Paul Seletsky: I believe the insurance industry likes predictability. We all like it. We don’t want to be caught off guard, and we don’t like surprises either within the design process or out in the field. If anything increases that level of predictability, everyone stands to gain. If I go to a doctor, I don’t want any guesses from the doctor, I want to go to a professional practitioner who I know has a great degree of knowledge and can predict to a certain extent better than a non-professional can. This is where the role of the architect will be enhanced if this process is changed not only with the geometry but with the performance integrated in that geometry. Everything should be predictable to a degree, and the level of knowledge should be raised between the architect, between the engineers, between the construction manager, and certainly with the owner.

You mentioned the Freedom Tower a little bit earlier. Can we talk about BIM’s use on this specific project? I’m guessing that when you found out the footprint had to be substantially moved for security reasons after the design process had started that BIM really facilitated that change—that it was less traumatic than it might have been without BIM?

CG: It certainly was a help. Some of the building elements were able to be retained in the inner workings of the overall building. There was a great deal of effort put up front in the project and that is part of the change that we’re experiencing—that there’s a much greater investment up front than there is in other projects. So therefore, in schematic design, one must begin to develop the building core, the routing of streets and avenues vertically and horizontally, the building services, the interaction with the structure. So since that information is so well advanced at an early stage, we were able to take much of this information and to be able to save it in the building core. And it was retained at a very high level of value. So it did facilitate—although, overall, it was still a great deal of work to redesign this building. But there were elements that were already well thought out that were able to be retained.

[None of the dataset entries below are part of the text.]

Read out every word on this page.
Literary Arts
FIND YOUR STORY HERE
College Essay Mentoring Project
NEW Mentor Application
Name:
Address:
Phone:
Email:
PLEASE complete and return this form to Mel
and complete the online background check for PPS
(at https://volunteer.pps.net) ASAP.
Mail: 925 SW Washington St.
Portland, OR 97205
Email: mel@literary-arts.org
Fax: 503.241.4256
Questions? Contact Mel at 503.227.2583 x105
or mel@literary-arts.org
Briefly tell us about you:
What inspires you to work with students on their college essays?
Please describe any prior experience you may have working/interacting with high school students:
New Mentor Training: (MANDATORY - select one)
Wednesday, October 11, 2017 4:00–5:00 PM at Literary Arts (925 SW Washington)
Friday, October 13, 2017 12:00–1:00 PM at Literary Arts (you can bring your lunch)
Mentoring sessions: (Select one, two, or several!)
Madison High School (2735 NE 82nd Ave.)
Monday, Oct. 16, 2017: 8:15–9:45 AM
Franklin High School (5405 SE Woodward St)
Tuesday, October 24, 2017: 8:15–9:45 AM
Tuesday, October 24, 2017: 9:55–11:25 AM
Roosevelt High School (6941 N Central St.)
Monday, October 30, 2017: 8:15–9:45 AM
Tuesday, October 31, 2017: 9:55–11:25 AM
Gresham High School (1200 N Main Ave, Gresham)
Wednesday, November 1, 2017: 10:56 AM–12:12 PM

PS: But the interesting part of Freedom Tower is that when we started to use [Autodesk’s] Revit, for example, on the first design, it was not to study the overall building, but for the team to understand all of the sub-grade conditions that existed on the site. And this is a great story in that Revit was introduced into the firm because people were able to see all of the infrastructure, and all of the layering of the infrastructure, that existed within the sub-grade conditions of the site. That drove us to move further and further into use of building information modeling. It wasn’t that we thought, “Oh, gee, let’s design the building with building information modeling.” It was more: How do we understand what’s there? We can’t see this through flat drawings. We can’t really see the internecine web of conduits and water mains and subways and so on.

I’ve read that some of the firm’s members were so happy with what they were able to do with that element of it, that they were asking, “Can we use Revit for the rest of the building?”

CG: That’s exactly what they asked me. Trying not to overreach, I had asked the team simply to study the below-grade conditions, and that went so well on the first design, they asked if they could study the core up to the lower mechanical levels. And then it was easy for them to work on the rest of the core to the top of the building. And once we got that far it became pretty simple to model the remainder of the building because we had already worked out the most difficult parts. It was very interesting to see the quick evolution.